Google rompt avec les annonceurs porno

AdWords, la régie publicitaire de Google, existe depuis près de quinze ans. C’est elle qui glisse de petites suggestions sur la page de résultats lorsque vous louez les services de l’hégémonique moteur de recherche. Vous voulez prendre soin de votre premier bonsaï ? AdWords vous tend une poignée de sites sur lesquels vous êtes susceptibles de dépenser vos sous : des boutiques de jardinage, des bonsaïstes professionnels, et cetera. Toutes ces annonces sont sélectionnées par AdWords en fonction de votre position géographique, de votre langue, du moment de la journée et surtout des termes utilisés dans votre requête.

Lorsque vous vous inscrivez sur sa régie publicitaire en tant qu’annonceur, Google vous demande d’indiquer des mots clés correspondant à votre activité. C’est en croisant ces mots clés avec les requêtes effectuées par les internautes que l’algorithme d’AdWords sélectionne les annonces qui sont les plus à même d’attirer leurs pointeurs avides et leurs portefeuilles bombés. Ce service n’est évidemment pas gratuit, les annonceurs payent pour chaque chaland ainsi aiguillé dans leurs rayonnages par AdWords. Pour gérer tout ça et attiser la concurrence autour des mots clés, Google a mis en place un système d’enchères pour chaque mot clé ; au plus offrant la meilleure visibilité, qualitative et quantitative.

Bonsai Fukinagashi

Superbe spécimen de Fukinagashi

Au cours du dernier trimestre 2013, AdWords a rapporté plus de dix milliards de dollars – près de 70% du revenu total, soit environ 1 300$ par seconde – à Google. Une gigantesque poule aux œufs d’or qui n’en est pas moins dénuée de règles : AdWords a toujours refoulé les sites d’escorting et de prostitution, tout en se montrant assez tolérant envers les strip clubs et l’industrie pornographique. Une symbiose à laquelle Google a brutalement mis un terme ce week-end, à la grande surprise des analystes. D’ici peu, AdWords ne profitera plus aux sites pour adultes.

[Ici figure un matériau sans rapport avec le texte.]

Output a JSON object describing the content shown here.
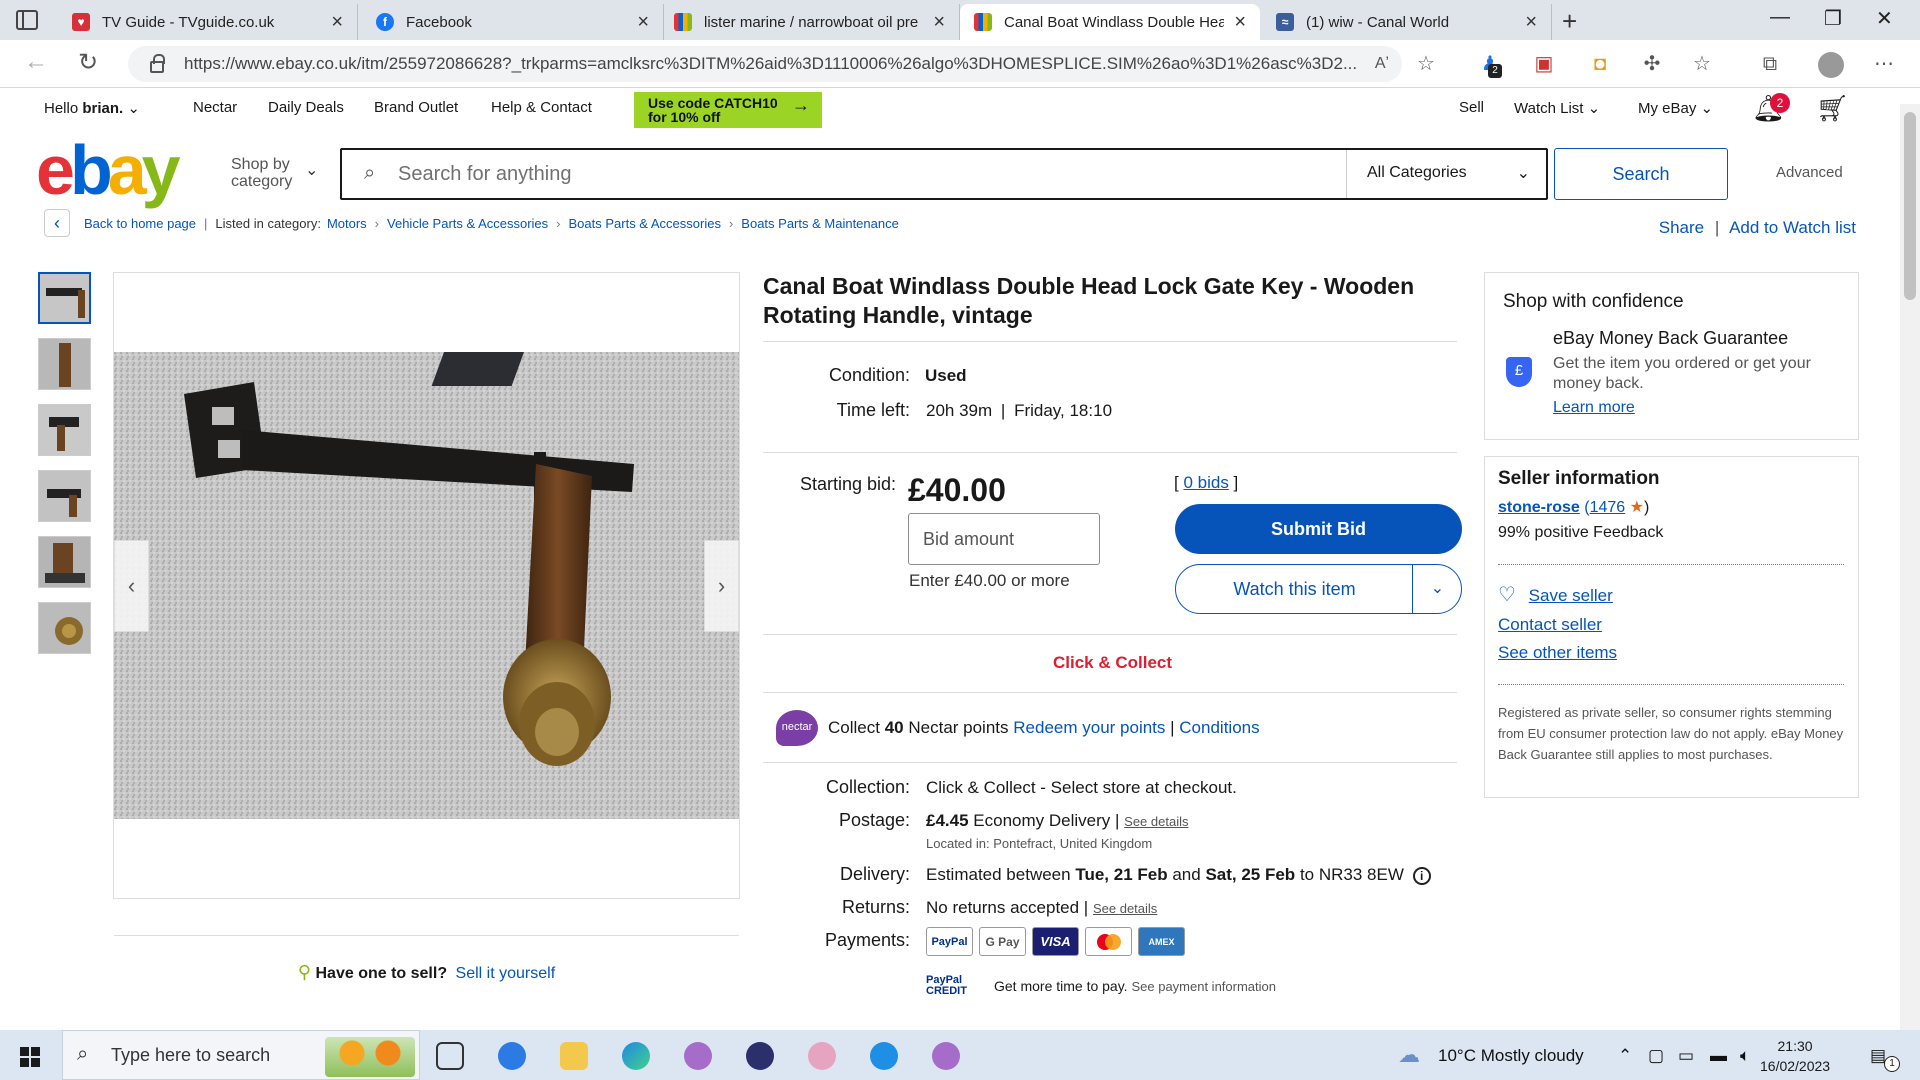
{
  "browser": {
    "tabs": [
      {
        "title": "TV Guide - TVguide.co.uk",
        "fav_color": "#d7303a"
      },
      {
        "title": "Facebook",
        "fav_color": "#1877f2"
      },
      {
        "title": "lister marine / narrowboat oil pre",
        "fav_color": "#e4572e"
      },
      {
        "title": "Canal Boat Windlass Double Hea",
        "fav_color": "#e4572e"
      },
      {
        "title": "(1) wiw - Canal World",
        "fav_color": "#3b5d9c"
      }
    ],
    "url": "https://www.ebay.co.uk/itm/255972086628?_trkparms=amclksrc%3DITM%26aid%3D1110006%26algo%3DHOMESPLICE.SIM%26ao%3D1%26asc%3D2...",
    "ext_badge": "2"
  },
  "topnav": {
    "greeting": "Hello",
    "user": "brian.",
    "links": [
      "Nectar",
      "Daily Deals",
      "Brand Outlet",
      "Help & Contact"
    ],
    "promo_line1": "Use code CATCH10",
    "promo_line2": "for 10% off",
    "sell": "Sell",
    "watch_list": "Watch List",
    "my_ebay": "My eBay",
    "notif_count": "2"
  },
  "search": {
    "shop_by_1": "Shop by",
    "shop_by_2": "category",
    "placeholder": "Search for anything",
    "category": "All Categories",
    "button": "Search",
    "advanced": "Advanced"
  },
  "breadcrumb": {
    "back": "Back to home page",
    "listed": "Listed in category:",
    "items": [
      "Motors",
      "Vehicle Parts & Accessories",
      "Boats Parts & Accessories",
      "Boats Parts & Maintenance"
    ],
    "share": "Share",
    "add_watch": "Add to Watch list"
  },
  "item": {
    "title": "Canal Boat Windlass Double Head Lock Gate Key - Wooden Rotating Handle, vintage",
    "condition_label": "Condition:",
    "condition": "Used",
    "time_label": "Time left:",
    "time_left": "20h 39m",
    "time_end": "Friday, 18:10",
    "bid_label": "Starting bid:",
    "price": "£40.00",
    "bids": "0 bids",
    "bid_placeholder": "Bid amount",
    "bid_hint": "Enter £40.00 or more",
    "submit": "Submit Bid",
    "watch": "Watch this item",
    "click_collect": "Click & Collect",
    "nectar_badge": "nectar",
    "nectar_text": "Collect",
    "nectar_points": "40",
    "nectar_rest": "Nectar points",
    "redeem": "Redeem your points",
    "conditions": "Conditions",
    "collection_label": "Collection:",
    "collection": "Click & Collect - Select store at checkout.",
    "postage_label": "Postage:",
    "postage_price": "£4.45",
    "postage_type": "Economy Delivery |",
    "see_details": "See details",
    "located": "Located in: Pontefract, United Kingdom",
    "delivery_label": "Delivery:",
    "delivery_pre": "Estimated between",
    "delivery_from": "Tue, 21 Feb",
    "delivery_and": "and",
    "delivery_to": "Sat, 25 Feb",
    "delivery_post": "to NR33 8EW",
    "returns_label": "Returns:",
    "returns": "No returns accepted |",
    "payments_label": "Payments:",
    "payment_methods": [
      "PayPal",
      "G Pay",
      "VISA",
      "MC",
      "AMEX"
    ],
    "paypal_credit_1": "PayPal",
    "paypal_credit_2": "CREDIT",
    "credit_text": "Get more time to pay.",
    "credit_link": "See payment information"
  },
  "gallery": {
    "have_one": "Have one to sell?",
    "sell_it": "Sell it yourself"
  },
  "confidence": {
    "title": "Shop with confidence",
    "guarantee_title": "eBay Money Back Guarantee",
    "guarantee_text": "Get the item you ordered or get your money back.",
    "learn_more": "Learn more"
  },
  "seller": {
    "title": "Seller information",
    "name": "stone-rose",
    "rating": "1476",
    "feedback": "99% positive Feedback",
    "save": "Save seller",
    "contact": "Contact seller",
    "other": "See other items",
    "note": "Registered as private seller, so consumer rights stemming from EU consumer protection law do not apply. eBay Money Back Guarantee still applies to most purchases."
  },
  "taskbar": {
    "search_placeholder": "Type here to search",
    "weather": "10°C  Mostly cloudy",
    "time": "21:30",
    "date": "16/02/2023",
    "notif": "1"
  }
}
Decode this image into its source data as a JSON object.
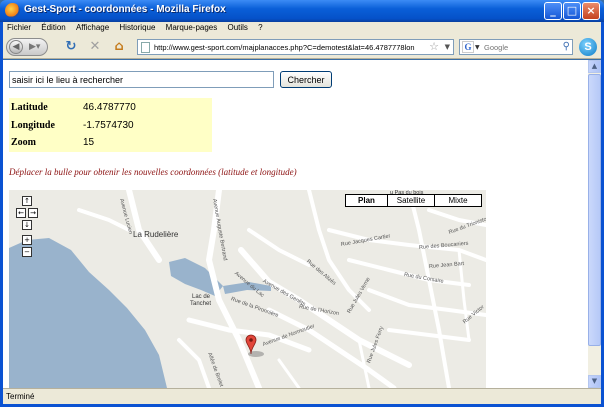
{
  "window": {
    "title": "Gest-Sport - coordonnées - Mozilla Firefox",
    "minimize": "_",
    "maximize": "□",
    "close": "×"
  },
  "menu": [
    "Fichier",
    "Édition",
    "Affichage",
    "Historique",
    "Marque-pages",
    "Outils",
    "?"
  ],
  "nav": {
    "url": "http://www.gest-sport.com/majplanacces.php?C=demotest&lat=46.4787778lon",
    "search_placeholder": "Google",
    "search_logo": "G",
    "skype": "S"
  },
  "page": {
    "search_input_value": "saisir ici le lieu à rechercher",
    "search_button": "Chercher",
    "coords": [
      {
        "label": "Latitude",
        "value": "46.4787770"
      },
      {
        "label": "Longitude",
        "value": "-1.7574730"
      },
      {
        "label": "Zoom",
        "value": "15"
      }
    ],
    "hint": "Déplacer la bulle pour obtenir les nouvelles coordonnées (latitude et longitude)"
  },
  "map": {
    "types": [
      "Plan",
      "Satellite",
      "Mixte"
    ],
    "selected_type": "Plan",
    "places": {
      "rudeliere": "La Rudelière",
      "lac": "Lac de",
      "lac2": "Tanchet",
      "pas_du_bois": "u Pas du bois"
    },
    "streets": [
      "Avenue du Lac",
      "Avenue des Genêts",
      "Rue de la Pironnière",
      "Rue Jacques Cartier",
      "Rue des Boucaniers",
      "Rue Jean Bart",
      "Rue du Trioniston",
      "Rue du Corsaire",
      "Rue de l'Horizon",
      "Avenue de Normoutier",
      "Rue Jules Verne",
      "Rue des Alizés",
      "Allée de Brelet",
      "Rue Jules Ferry",
      "Rue Victor",
      "Avenue Auguste Bertrand",
      "Avenue Lucien"
    ],
    "controls": {
      "up": "↑",
      "left": "←",
      "right": "→",
      "down": "↓",
      "zoom_in": "+",
      "zoom_out": "−"
    }
  },
  "status": "Terminé",
  "colors": {
    "title_bar": "#0a5fd8",
    "coords_bg": "#ffffc6",
    "hint_text": "#8b1010",
    "water": "#99b3cc",
    "marker": "#e2463a"
  }
}
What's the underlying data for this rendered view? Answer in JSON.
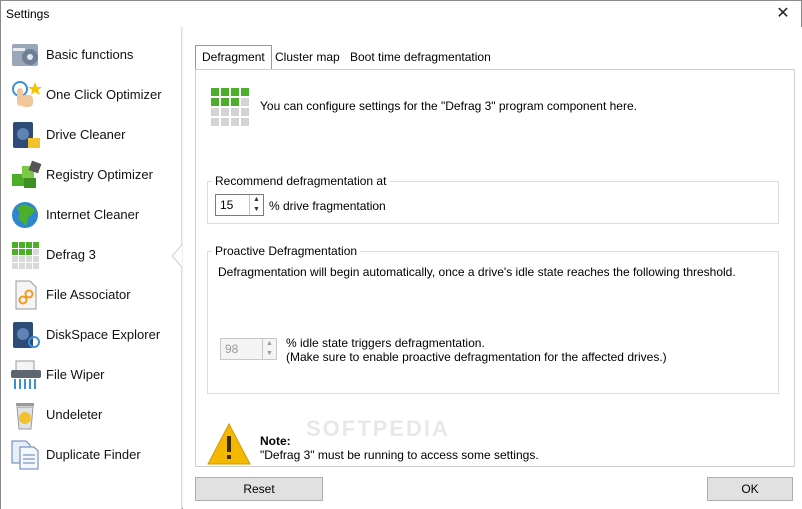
{
  "window": {
    "title": "Settings",
    "close_glyph": "✕"
  },
  "sidebar": {
    "items": [
      {
        "label": "Basic functions",
        "icon": "gear-wrench-icon"
      },
      {
        "label": "One Click Optimizer",
        "icon": "hand-click-icon"
      },
      {
        "label": "Drive Cleaner",
        "icon": "drive-broom-icon"
      },
      {
        "label": "Registry Optimizer",
        "icon": "registry-cubes-icon"
      },
      {
        "label": "Internet Cleaner",
        "icon": "globe-icon"
      },
      {
        "label": "Defrag 3",
        "icon": "defrag-grid-icon"
      },
      {
        "label": "File Associator",
        "icon": "file-link-icon"
      },
      {
        "label": "DiskSpace Explorer",
        "icon": "disk-explorer-icon"
      },
      {
        "label": "File Wiper",
        "icon": "shredder-icon"
      },
      {
        "label": "Undeleter",
        "icon": "trash-restore-icon"
      },
      {
        "label": "Duplicate Finder",
        "icon": "duplicate-docs-icon"
      }
    ],
    "selected": "Defrag 3"
  },
  "tabs": [
    {
      "label": "Defragment",
      "active": true
    },
    {
      "label": "Cluster map",
      "active": false
    },
    {
      "label": "Boot time defragmentation",
      "active": false
    }
  ],
  "intro": {
    "text": "You can configure settings for the \"Defrag 3\" program component here."
  },
  "recommend": {
    "title": "Recommend defragmentation at",
    "value": "15",
    "suffix": "% drive fragmentation"
  },
  "proactive": {
    "title": "Proactive Defragmentation",
    "description": "Defragmentation will begin automatically, once a drive's idle state reaches the following threshold.",
    "value": "98",
    "suffix_line1": "% idle state triggers defragmentation.",
    "suffix_line2": "(Make sure to enable proactive defragmentation for the affected drives.)"
  },
  "note": {
    "heading": "Note:",
    "text": "\"Defrag 3\" must be running to access some settings.",
    "watermark": "SOFTPEDIA"
  },
  "buttons": {
    "reset": "Reset",
    "ok": "OK"
  },
  "spinner_glyphs": {
    "up": "▲",
    "down": "▼"
  },
  "colors": {
    "accent": "#7a9ed3",
    "defrag_green": "#4caf2a"
  }
}
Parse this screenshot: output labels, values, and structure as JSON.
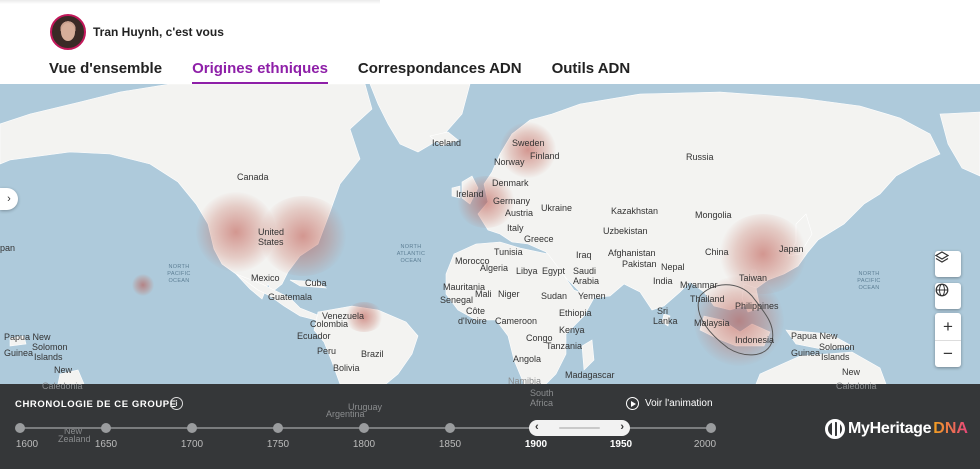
{
  "header": {
    "greeting": "Tran Huynh, c'est vous",
    "tabs": [
      {
        "label": "Vue d'ensemble",
        "active": false
      },
      {
        "label": "Origines ethniques",
        "active": true
      },
      {
        "label": "Correspondances ADN",
        "active": false
      },
      {
        "label": "Outils ADN",
        "active": false
      }
    ],
    "accent_color": "#8e1fa8"
  },
  "map": {
    "side_toggle_icon": "chevron-right-icon",
    "controls": {
      "layers_icon": "layers-icon",
      "globe_icon": "globe-icon",
      "zoom_in": "+",
      "zoom_out": "−"
    },
    "oceans": {
      "north_atlantic": "NORTH ATLANTIC OCEAN",
      "north_pacific_left": "NORTH PACIFIC OCEAN",
      "north_pacific_right": "NORTH PACIFIC OCEAN"
    },
    "place_labels": {
      "iceland": "Iceland",
      "sweden": "Sweden",
      "norway": "Norway",
      "finland": "Finland",
      "russia": "Russia",
      "canada": "Canada",
      "ireland": "Ireland",
      "denmark": "Denmark",
      "germany": "Germany",
      "austria": "Austria",
      "ukraine": "Ukraine",
      "kazakhstan": "Kazakhstan",
      "mongolia": "Mongolia",
      "united_states": "United States",
      "italy": "Italy",
      "greece": "Greece",
      "uzbekistan": "Uzbekistan",
      "tunisia": "Tunisia",
      "iraq": "Iraq",
      "afghanistan": "Afghanistan",
      "china": "China",
      "japan": "Japan",
      "morocco": "Morocco",
      "algeria": "Algeria",
      "libya": "Libya",
      "egypt": "Egypt",
      "saudi_arabia": "Saudi Arabia",
      "pakistan": "Pakistan",
      "nepal": "Nepal",
      "taiwan": "Taiwan",
      "mexico": "Mexico",
      "cuba": "Cuba",
      "india": "India",
      "myanmar": "Myanmar",
      "mauritania": "Mauritania",
      "mali": "Mali",
      "niger": "Niger",
      "sudan": "Sudan",
      "yemen": "Yemen",
      "guatemala": "Guatemala",
      "thailand": "Thailand",
      "philippines": "Philippines",
      "senegal": "Senegal",
      "venezuela": "Venezuela",
      "colombia": "Colombia",
      "cote": "Côte",
      "divoire": "d'Ivoire",
      "cameroon": "Cameroon",
      "ethiopia": "Ethiopia",
      "sri": "Sri",
      "lanka": "Lanka",
      "malaysia": "Malaysia",
      "ecuador": "Ecuador",
      "congo": "Congo",
      "kenya": "Kenya",
      "papua_left": "Papua New",
      "guinea_left": "Guinea",
      "solomon_left": "Solomon",
      "islands_left": "Islands",
      "peru": "Peru",
      "brazil": "Brazil",
      "tanzania": "Tanzania",
      "indonesia": "Indonesia",
      "papua_right": "Papua New",
      "guinea_right": "Guinea",
      "solomon_right": "Solomon",
      "islands_right": "Islands",
      "angola": "Angola",
      "bolivia": "Bolivia",
      "madagascar": "Madagascar",
      "new_caledonia_left": "New",
      "caledonia_left": "Caledonia",
      "new_caledonia_right": "New",
      "caledonia_right": "Caledonia",
      "namibia": "Namibia",
      "south_africa_1": "South",
      "south_africa_2": "Africa",
      "uruguay": "Uruguay",
      "argentina": "Argentina",
      "pan_edge": "pan",
      "new_zealand_1": "New",
      "new_zealand_2": "Zealand"
    }
  },
  "timeline": {
    "title": "CHRONOLOGIE DE CE GROUPE",
    "info_icon": "info-icon",
    "play_label": "Voir l'animation",
    "play_icon": "play-circle-icon",
    "ticks": [
      "1600",
      "1650",
      "1700",
      "1750",
      "1800",
      "1850",
      "1900",
      "1950",
      "2000"
    ],
    "selected_range": [
      "1900",
      "1950"
    ],
    "range_left_arrow": "‹",
    "range_right_arrow": "›",
    "brand": "MyHeritage",
    "brand_suffix": "DNA",
    "brand_colors": [
      "#f0a020",
      "#e8467c"
    ]
  }
}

Les raisons de cette nouvelle offensive anti-porno sont encore très obscures, mais cette initiative fait sens dans la politique du géant californien : l’année dernière, il s’était déjà débarrassé des pornographes ayant élu domicile sur Blogger et des applications pour adultes du Google Play Store.

Les annonceurs concernés ont été informés par e-mail de cette triste décision : « Dans les semaines à venir, nous n’accepterons plus les publicités faisant la promotion de représentations graphiques d’actes sexuels. » Le changement définitif aura lieu à la fin du mois de juin et concernera tous les pays depuis lesquels Google est accessible. On vous avait déjà parlé de la fine équipe de comiques de Morality In Media, qui n’a pas manqué de revendiquer cette victoire éclatante. « Nous avons rencontré les dirigeants de Google et nous nous sommes durement battus au nom de la défense de la dignité » explique Dawn Hawkins, la directrice exécutive du lobby. Google n’a pas commenté ces déclarations, mais Morality In Media n’a vraisemblablement rien à voir là dedans. Enfin, on l’espère.

Larry Page

Larry, un ami qui vous veut du bien

Reste à mesurer l’impact de cette nouvelle, certainement une goutte d’eau dans les revenus du géant américain, mais un coup dur pour l’industrie du porn. Du côté des annonceurs, la résistance s’organise et ça se présente mal. Il semble impossible d’éviter ou de contourner l’éviction, Google a soigneusement coupé toute possibilité de retraite. Maigre consolation, le géant ne semble pas décidé à bannir le porno de ses résultats de recherche classique. Il ne le sera probablement jamais ; prendre une telle décision reviendrait à « offrir un regain de popularité considérable » au vilain petit canard Bing d’après Adrian de AdultSEOPartners.com. Le moteur de recherche signé Microsoft ne profitera vraisemblablement pas de la décision de Google. Bien moins populaire et doté d’une régie publicitaire au fonctionnement franchement opaque, il ne séduit pas les webmasters porno.

Pendant que les tubes et leur vision assez personnelle du droit d’auteur caracolent en tête des résultats naturels de Google, l’industrie du porn qui s’appuyait beaucoup sur AdWords pour gratter du précieux trafic va devoir trouver de nouvelles solutions. Les alternatives ne manquent pas pour les pornographes, mais toutes réclament de se soustraire une bonne fois pour toutes à la suprématie Google et de construire quelque chose de totalement nouveau. On assiste peut-être au début d’une nouvelle ère ou juste à l’introduction d’un orteil supplémentaire dans la grande tombe du porn actuel.